De acordo com o Ministério Público, a fiscalização prévia é essencial para verificar se os imóveis estão localizados em áreas regulares, respeitam as normas de parcelamento do solo e não ocupam áreas de preservação ambiental ou destinadas ao uso público. A ausência desse controle pode favorecer a consolidação de loteamentos clandestinos e dificultar o ordenamento urbano e a proteção ambiental.

O acordo prevê que o município aprove uma legislação específica definindo os documentos necessários para autorizar novas ligações de água e energia, estruture o setor responsável pela fiscalização urbanística e ambiental, regulamente os fluxos administrativos para análise dos pedidos e aperfeiçoe os mecanismos de prevenção e combate ao parcelamento irregular do solo.

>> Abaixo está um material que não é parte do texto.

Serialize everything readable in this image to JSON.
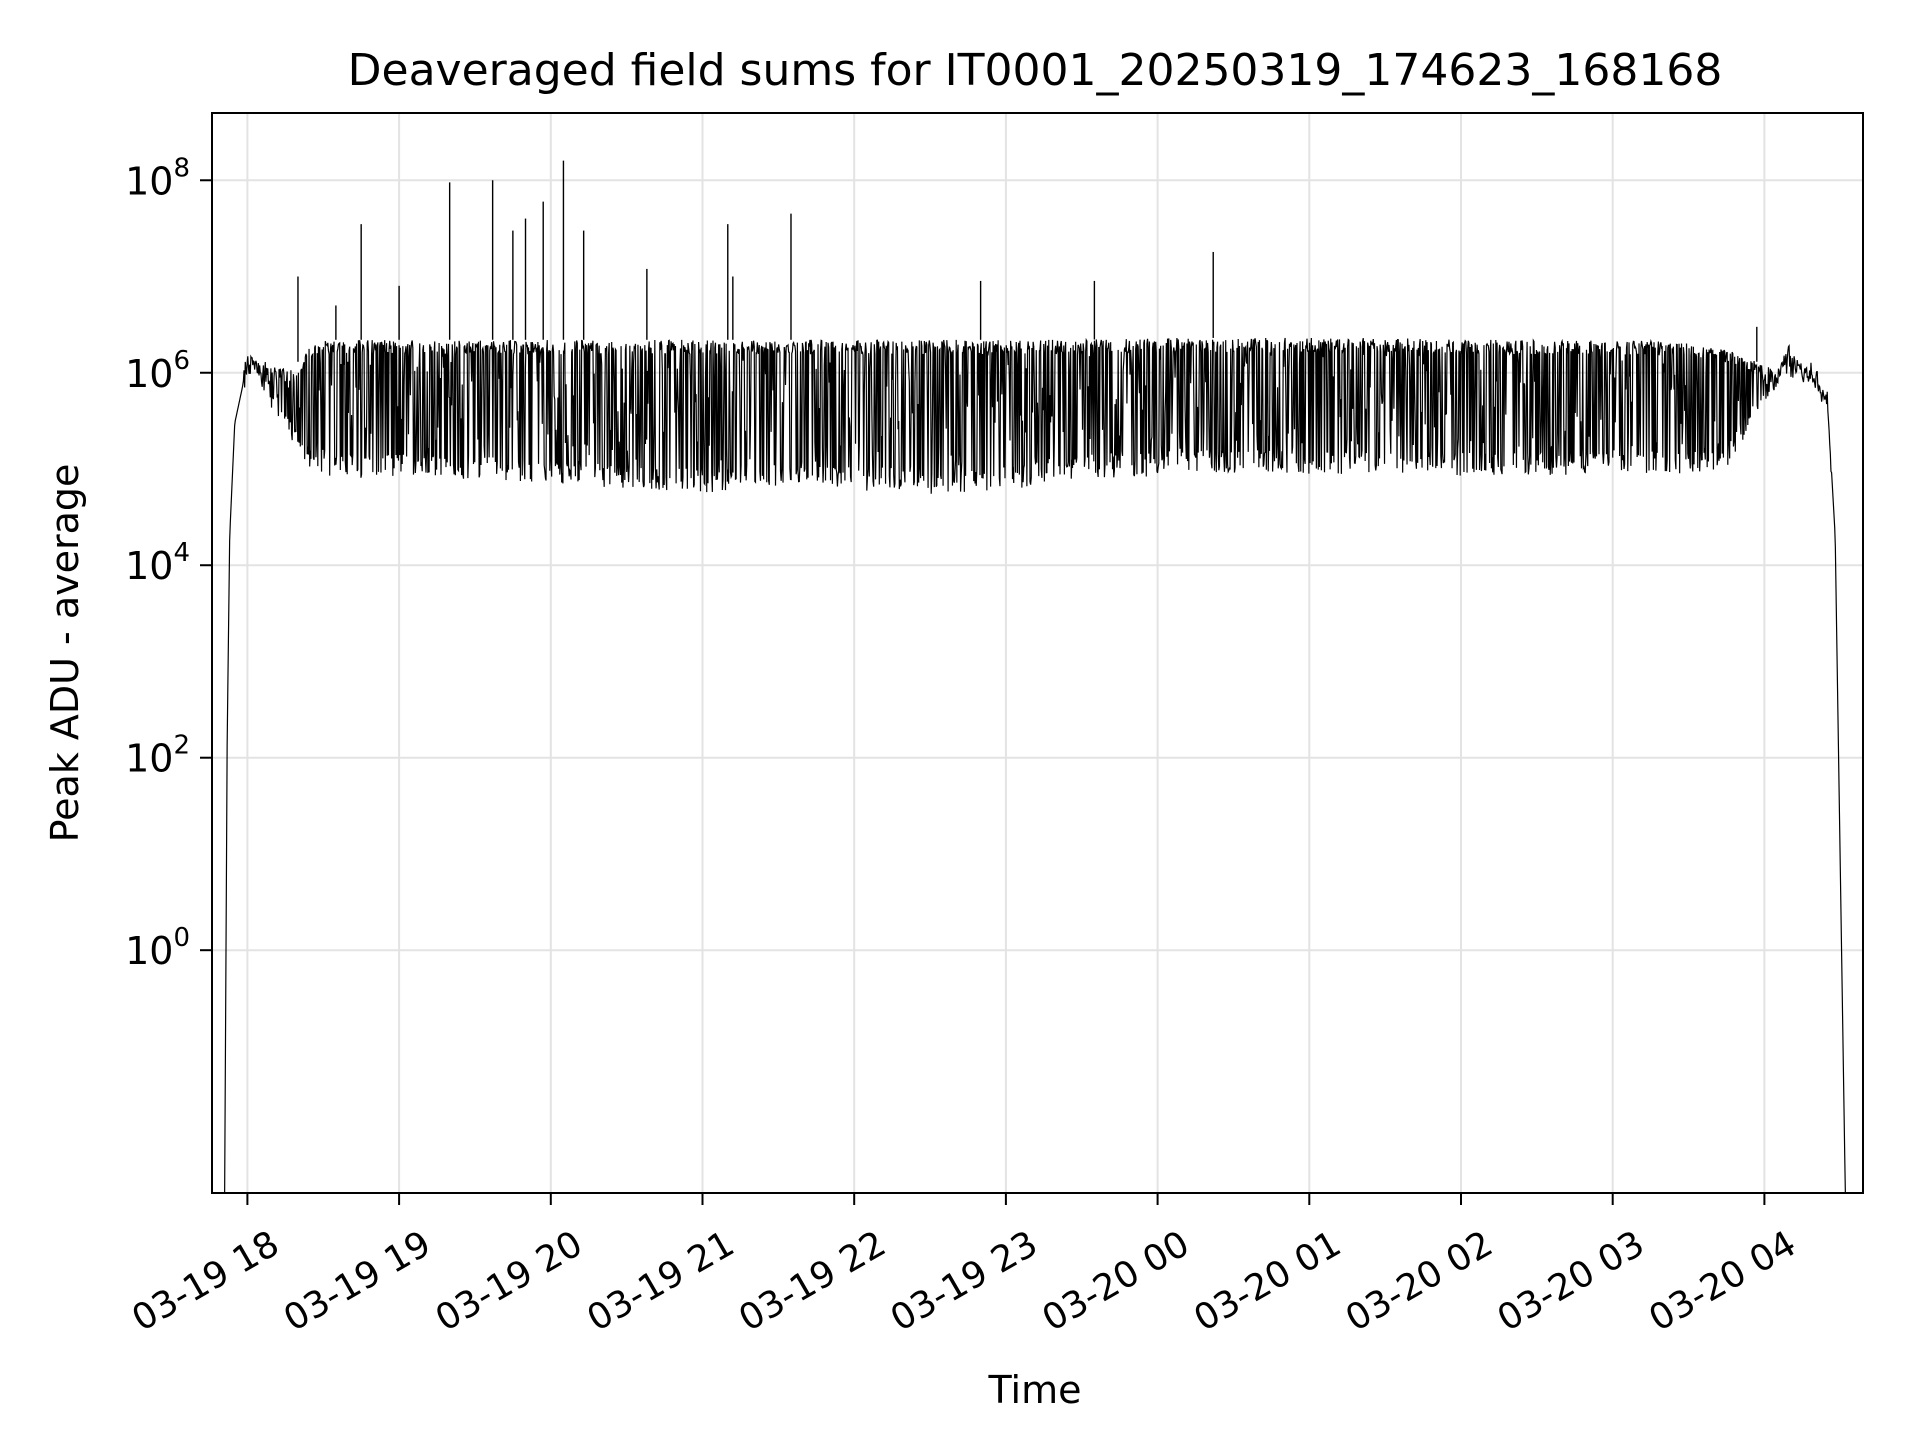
{
  "chart_data": {
    "type": "line",
    "title": "Deaveraged field sums for IT0001_20250319_174623_168168",
    "xlabel": "Time",
    "ylabel": "Peak ADU - average",
    "yscale": "log",
    "ylim": [
      0.003,
      500000000
    ],
    "xlim": [
      "2025-03-19 17:46",
      "2025-03-20 04:39"
    ],
    "grid": true,
    "line_color": "#000000",
    "x_ticks": [
      {
        "label": "03-19 18",
        "value": "2025-03-19 18:00"
      },
      {
        "label": "03-19 19",
        "value": "2025-03-19 19:00"
      },
      {
        "label": "03-19 20",
        "value": "2025-03-19 20:00"
      },
      {
        "label": "03-19 21",
        "value": "2025-03-19 21:00"
      },
      {
        "label": "03-19 22",
        "value": "2025-03-19 22:00"
      },
      {
        "label": "03-19 23",
        "value": "2025-03-19 23:00"
      },
      {
        "label": "03-20 00",
        "value": "2025-03-20 00:00"
      },
      {
        "label": "03-20 01",
        "value": "2025-03-20 01:00"
      },
      {
        "label": "03-20 02",
        "value": "2025-03-20 02:00"
      },
      {
        "label": "03-20 03",
        "value": "2025-03-20 03:00"
      },
      {
        "label": "03-20 04",
        "value": "2025-03-20 04:00"
      }
    ],
    "y_ticks": [
      {
        "base": "10",
        "exp": "0",
        "value": 1
      },
      {
        "base": "10",
        "exp": "2",
        "value": 100
      },
      {
        "base": "10",
        "exp": "4",
        "value": 10000
      },
      {
        "base": "10",
        "exp": "6",
        "value": 1000000
      },
      {
        "base": "10",
        "exp": "8",
        "value": 100000000
      }
    ],
    "series": [
      {
        "x": [
          "2025-03-19 17:51",
          "2025-03-19 17:52",
          "2025-03-19 17:53",
          "2025-03-19 17:55",
          "2025-03-19 17:58",
          "2025-03-19 18:00",
          "2025-03-19 18:05",
          "2025-03-19 18:10",
          "2025-03-19 18:15",
          "2025-03-19 18:20",
          "2025-03-19 18:25",
          "2025-03-19 18:30",
          "2025-03-19 18:35",
          "2025-03-19 18:45",
          "2025-03-19 19:00",
          "2025-03-19 19:20",
          "2025-03-19 19:40",
          "2025-03-19 20:00",
          "2025-03-19 20:20",
          "2025-03-19 20:40",
          "2025-03-19 21:00",
          "2025-03-19 21:20",
          "2025-03-19 21:40",
          "2025-03-19 22:00",
          "2025-03-19 22:30",
          "2025-03-19 23:00",
          "2025-03-19 23:30",
          "2025-03-20 00:00",
          "2025-03-20 00:30",
          "2025-03-20 01:00",
          "2025-03-20 01:30",
          "2025-03-20 02:00",
          "2025-03-20 02:30",
          "2025-03-20 03:00",
          "2025-03-20 03:30",
          "2025-03-20 03:45",
          "2025-03-20 04:00",
          "2025-03-20 04:05",
          "2025-03-20 04:10",
          "2025-03-20 04:15",
          "2025-03-20 04:20",
          "2025-03-20 04:25",
          "2025-03-20 04:28",
          "2025-03-20 04:32",
          "2025-03-20 04:34"
        ],
        "upper": [
          0.003,
          150,
          20000,
          300000,
          700000,
          1500000,
          1400000,
          1200000,
          1100000,
          1300000,
          2000000,
          2200000,
          2200000,
          2200000,
          2200000,
          2200000,
          2200000,
          2200000,
          2200000,
          2200000,
          2200000,
          2200000,
          2200000,
          2200000,
          2200000,
          2200000,
          2200000,
          2300000,
          2300000,
          2300000,
          2300000,
          2200000,
          2200000,
          2200000,
          2100000,
          1800000,
          1200000,
          1100000,
          2000000,
          1200000,
          1000000,
          500000,
          20000,
          0.003,
          0.003
        ],
        "lower": [
          0.003,
          150,
          20000,
          300000,
          700000,
          1000000,
          700000,
          400000,
          250000,
          150000,
          100000,
          90000,
          80000,
          80000,
          85000,
          80000,
          75000,
          70000,
          65000,
          60000,
          55000,
          65000,
          70000,
          60000,
          55000,
          60000,
          75000,
          85000,
          90000,
          85000,
          90000,
          85000,
          85000,
          90000,
          90000,
          100000,
          500000,
          700000,
          900000,
          800000,
          700000,
          400000,
          20000,
          0.003,
          0.003
        ],
        "spikes": [
          {
            "x": "2025-03-19 18:20",
            "y": 10000000
          },
          {
            "x": "2025-03-19 18:35",
            "y": 5000000
          },
          {
            "x": "2025-03-19 18:45",
            "y": 35000000
          },
          {
            "x": "2025-03-19 19:00",
            "y": 8000000
          },
          {
            "x": "2025-03-19 19:20",
            "y": 95000000
          },
          {
            "x": "2025-03-19 19:37",
            "y": 100000000
          },
          {
            "x": "2025-03-19 19:45",
            "y": 30000000
          },
          {
            "x": "2025-03-19 19:50",
            "y": 40000000
          },
          {
            "x": "2025-03-19 19:57",
            "y": 60000000
          },
          {
            "x": "2025-03-19 20:05",
            "y": 160000000
          },
          {
            "x": "2025-03-19 20:13",
            "y": 30000000
          },
          {
            "x": "2025-03-19 20:38",
            "y": 12000000
          },
          {
            "x": "2025-03-19 21:10",
            "y": 35000000
          },
          {
            "x": "2025-03-19 21:12",
            "y": 10000000
          },
          {
            "x": "2025-03-19 21:35",
            "y": 45000000
          },
          {
            "x": "2025-03-19 22:50",
            "y": 9000000
          },
          {
            "x": "2025-03-19 23:35",
            "y": 9000000
          },
          {
            "x": "2025-03-20 00:22",
            "y": 18000000
          },
          {
            "x": "2025-03-20 03:57",
            "y": 3000000
          }
        ]
      }
    ]
  }
}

As medidas deverão ser implementadas em até 120 dias.

A promotora de Justiça Andréia Tonin ressaltou que o TAC não determina o desligamento de imóveis que já possuem acesso aos serviços públicos. Segundo ela, o objetivo é fortalecer a fiscalização das novas autorizações e incentivar a regularização das propriedades, preservando o acesso da população aos serviços essenciais em ocupações já consolidadas.

O Ministério Público informou ainda que permanece válida a recomendação para que a CEPRAG e a Casan não realizem novas ligações no município sem a documentação que comprove a regularidade da ocupação do solo. Em caso de descumprimento do acordo, o TAC prevê multa diária de R$ 1 mil, limitada a R$ 100 mil por obrigação, além da possibilidade de adoção de medidas judiciais.